Hyperdimensional Uncertainty Quantification for Multimodal Uncertainty Fusion in Autonomous Vehicles Perception
Luke Chen, Junyao Wang, Trier Mortlock, Pramod Khargonekar, Mohammad Abdullah Al Faruque
TL;DR
HyperDUM introduces a deterministic, hyperdimensional approach to quantify feature-level epistemic uncertainty in multimodal autonomous vehicle perception. By projecting latent features into hyperdimensional space and forming prototypes, it estimates uncertainty via prototype–feature similarity, with channel-wise (CPB) and patch-wise (PPB) mechanisms preserving per-channel and spatial uncertainty. Pre-fusion uncertainty weighting combined with these prototypes yields consistent improvements in 3D object detection and semantic segmentation under diverse and adversarial conditions, while dramatically reducing FLOPs and parameter counts compared to Bayesian baselines.
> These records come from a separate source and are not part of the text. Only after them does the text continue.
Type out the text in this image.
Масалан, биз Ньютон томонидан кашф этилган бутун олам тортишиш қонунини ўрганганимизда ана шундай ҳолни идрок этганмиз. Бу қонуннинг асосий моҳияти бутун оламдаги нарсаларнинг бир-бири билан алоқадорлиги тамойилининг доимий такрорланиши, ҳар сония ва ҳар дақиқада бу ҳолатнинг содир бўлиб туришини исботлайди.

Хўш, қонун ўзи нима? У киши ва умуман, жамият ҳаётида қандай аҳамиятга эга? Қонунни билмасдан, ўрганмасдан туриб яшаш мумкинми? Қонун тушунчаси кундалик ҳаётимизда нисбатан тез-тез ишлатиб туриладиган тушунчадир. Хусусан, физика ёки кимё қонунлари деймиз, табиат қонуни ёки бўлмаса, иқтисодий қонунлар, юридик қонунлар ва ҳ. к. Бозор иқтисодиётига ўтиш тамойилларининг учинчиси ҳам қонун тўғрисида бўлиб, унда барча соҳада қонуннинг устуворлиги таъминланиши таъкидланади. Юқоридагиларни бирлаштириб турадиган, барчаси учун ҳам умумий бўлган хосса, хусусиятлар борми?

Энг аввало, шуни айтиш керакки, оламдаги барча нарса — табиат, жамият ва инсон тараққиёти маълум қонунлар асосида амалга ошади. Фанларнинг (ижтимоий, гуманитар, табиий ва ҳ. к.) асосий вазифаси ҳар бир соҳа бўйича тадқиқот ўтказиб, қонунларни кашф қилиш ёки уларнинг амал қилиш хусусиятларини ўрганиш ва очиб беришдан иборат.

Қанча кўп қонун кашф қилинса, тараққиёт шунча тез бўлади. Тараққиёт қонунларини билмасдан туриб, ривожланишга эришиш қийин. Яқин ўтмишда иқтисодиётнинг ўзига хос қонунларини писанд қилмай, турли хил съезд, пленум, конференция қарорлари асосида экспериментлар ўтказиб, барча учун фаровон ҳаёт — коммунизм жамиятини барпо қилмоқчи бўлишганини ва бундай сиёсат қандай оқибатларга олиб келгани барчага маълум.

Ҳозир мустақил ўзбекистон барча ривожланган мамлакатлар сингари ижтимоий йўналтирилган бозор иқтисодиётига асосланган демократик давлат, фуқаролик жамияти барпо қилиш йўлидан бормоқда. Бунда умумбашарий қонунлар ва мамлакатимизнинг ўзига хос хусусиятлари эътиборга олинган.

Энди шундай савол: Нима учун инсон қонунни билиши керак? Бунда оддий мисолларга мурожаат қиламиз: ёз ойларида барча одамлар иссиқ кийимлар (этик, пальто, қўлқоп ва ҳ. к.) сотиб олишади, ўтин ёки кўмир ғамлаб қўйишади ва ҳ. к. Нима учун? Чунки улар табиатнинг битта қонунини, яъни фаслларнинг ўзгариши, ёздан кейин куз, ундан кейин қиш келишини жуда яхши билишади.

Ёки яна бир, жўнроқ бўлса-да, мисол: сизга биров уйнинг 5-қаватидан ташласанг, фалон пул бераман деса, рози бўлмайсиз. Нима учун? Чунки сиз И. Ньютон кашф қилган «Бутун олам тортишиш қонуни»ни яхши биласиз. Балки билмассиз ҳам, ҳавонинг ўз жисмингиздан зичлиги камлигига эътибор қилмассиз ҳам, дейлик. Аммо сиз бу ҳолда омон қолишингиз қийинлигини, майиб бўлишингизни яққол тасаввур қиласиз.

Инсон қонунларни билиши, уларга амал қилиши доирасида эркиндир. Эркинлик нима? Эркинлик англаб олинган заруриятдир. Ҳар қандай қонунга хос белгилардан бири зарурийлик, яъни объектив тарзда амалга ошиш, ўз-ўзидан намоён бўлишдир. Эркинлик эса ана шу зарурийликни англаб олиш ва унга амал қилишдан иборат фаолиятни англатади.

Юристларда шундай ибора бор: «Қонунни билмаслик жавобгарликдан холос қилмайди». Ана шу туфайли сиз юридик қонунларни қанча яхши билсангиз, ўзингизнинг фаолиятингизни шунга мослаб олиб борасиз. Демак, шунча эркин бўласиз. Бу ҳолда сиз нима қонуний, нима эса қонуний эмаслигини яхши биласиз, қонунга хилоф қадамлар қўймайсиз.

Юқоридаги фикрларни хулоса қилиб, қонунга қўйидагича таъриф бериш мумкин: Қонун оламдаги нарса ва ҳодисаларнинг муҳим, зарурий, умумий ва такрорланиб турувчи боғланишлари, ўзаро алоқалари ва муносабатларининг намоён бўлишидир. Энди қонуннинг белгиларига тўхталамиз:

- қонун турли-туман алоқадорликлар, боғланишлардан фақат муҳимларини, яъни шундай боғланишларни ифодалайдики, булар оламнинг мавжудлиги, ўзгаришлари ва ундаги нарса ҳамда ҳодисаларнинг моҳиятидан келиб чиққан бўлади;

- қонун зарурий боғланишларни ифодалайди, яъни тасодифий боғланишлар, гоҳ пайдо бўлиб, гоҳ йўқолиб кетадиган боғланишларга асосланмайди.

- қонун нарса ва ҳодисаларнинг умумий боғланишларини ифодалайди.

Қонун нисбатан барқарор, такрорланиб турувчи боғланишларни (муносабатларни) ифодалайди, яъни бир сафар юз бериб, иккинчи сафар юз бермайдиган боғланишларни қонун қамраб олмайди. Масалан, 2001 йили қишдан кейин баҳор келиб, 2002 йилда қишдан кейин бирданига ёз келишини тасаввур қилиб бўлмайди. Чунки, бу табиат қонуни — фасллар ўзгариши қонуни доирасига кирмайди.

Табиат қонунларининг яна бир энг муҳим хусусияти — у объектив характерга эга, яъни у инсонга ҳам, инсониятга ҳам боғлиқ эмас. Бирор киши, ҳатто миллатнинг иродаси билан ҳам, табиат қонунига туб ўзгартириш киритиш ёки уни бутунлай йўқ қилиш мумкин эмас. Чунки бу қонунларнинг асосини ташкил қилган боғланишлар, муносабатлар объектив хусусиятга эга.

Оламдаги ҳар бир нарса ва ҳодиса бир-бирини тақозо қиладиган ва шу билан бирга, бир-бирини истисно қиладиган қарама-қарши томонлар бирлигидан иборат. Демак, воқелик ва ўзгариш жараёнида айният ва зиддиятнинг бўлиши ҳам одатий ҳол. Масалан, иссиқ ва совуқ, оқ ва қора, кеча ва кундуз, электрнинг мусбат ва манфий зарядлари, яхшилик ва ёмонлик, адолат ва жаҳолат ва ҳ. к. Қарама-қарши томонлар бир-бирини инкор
The method demonstrates robustness to distribution shifts, offers practical efficiency for real-time AV systems, and is supported by comprehensive ablations, cost analyses, and supplemental theory on hyperdimensional expressivity and uncertainty quantifiability.
Abstract
Uncertainty Quantification (UQ) is crucial for ensuring the reliability of machine learning models deployed in real-world autonomous systems. However, existing approaches typically quantify task-level output prediction uncertainty without considering epistemic uncertainty at the multimodal feature fusion level, leading to sub-optimal outcomes. Additionally, popular uncertainty quantification methods, e.g., Bayesian approximations, remain challenging to deploy in practice due to high computational costs in training and inference. In this paper, we propose HyperDUM, a novel deterministic uncertainty method (DUM) that efficiently quantifies feature-level epistemic uncertainty by leveraging hyperdimensional computing. Our method captures the channel and spatial uncertainties through channel and patch -wise projection and bundling techniques respectively. Multimodal sensor features are then adaptively weighted to mitigate uncertainty propagation and improve feature fusion. Our evaluations show that HyperDUM on average outperforms the state-of-the-art (SOTA) algorithms by up to 2.01%/1.27% in 3D Object Detection and up to 1.29% improvement over baselines in semantic segmentation tasks under various types of uncertainties. Notably, HyperDUM requires 2.36x less Floating Point Operations and up to 38.30x less parameters than SOTA methods, providing an efficient solution for real-world autonomous systems.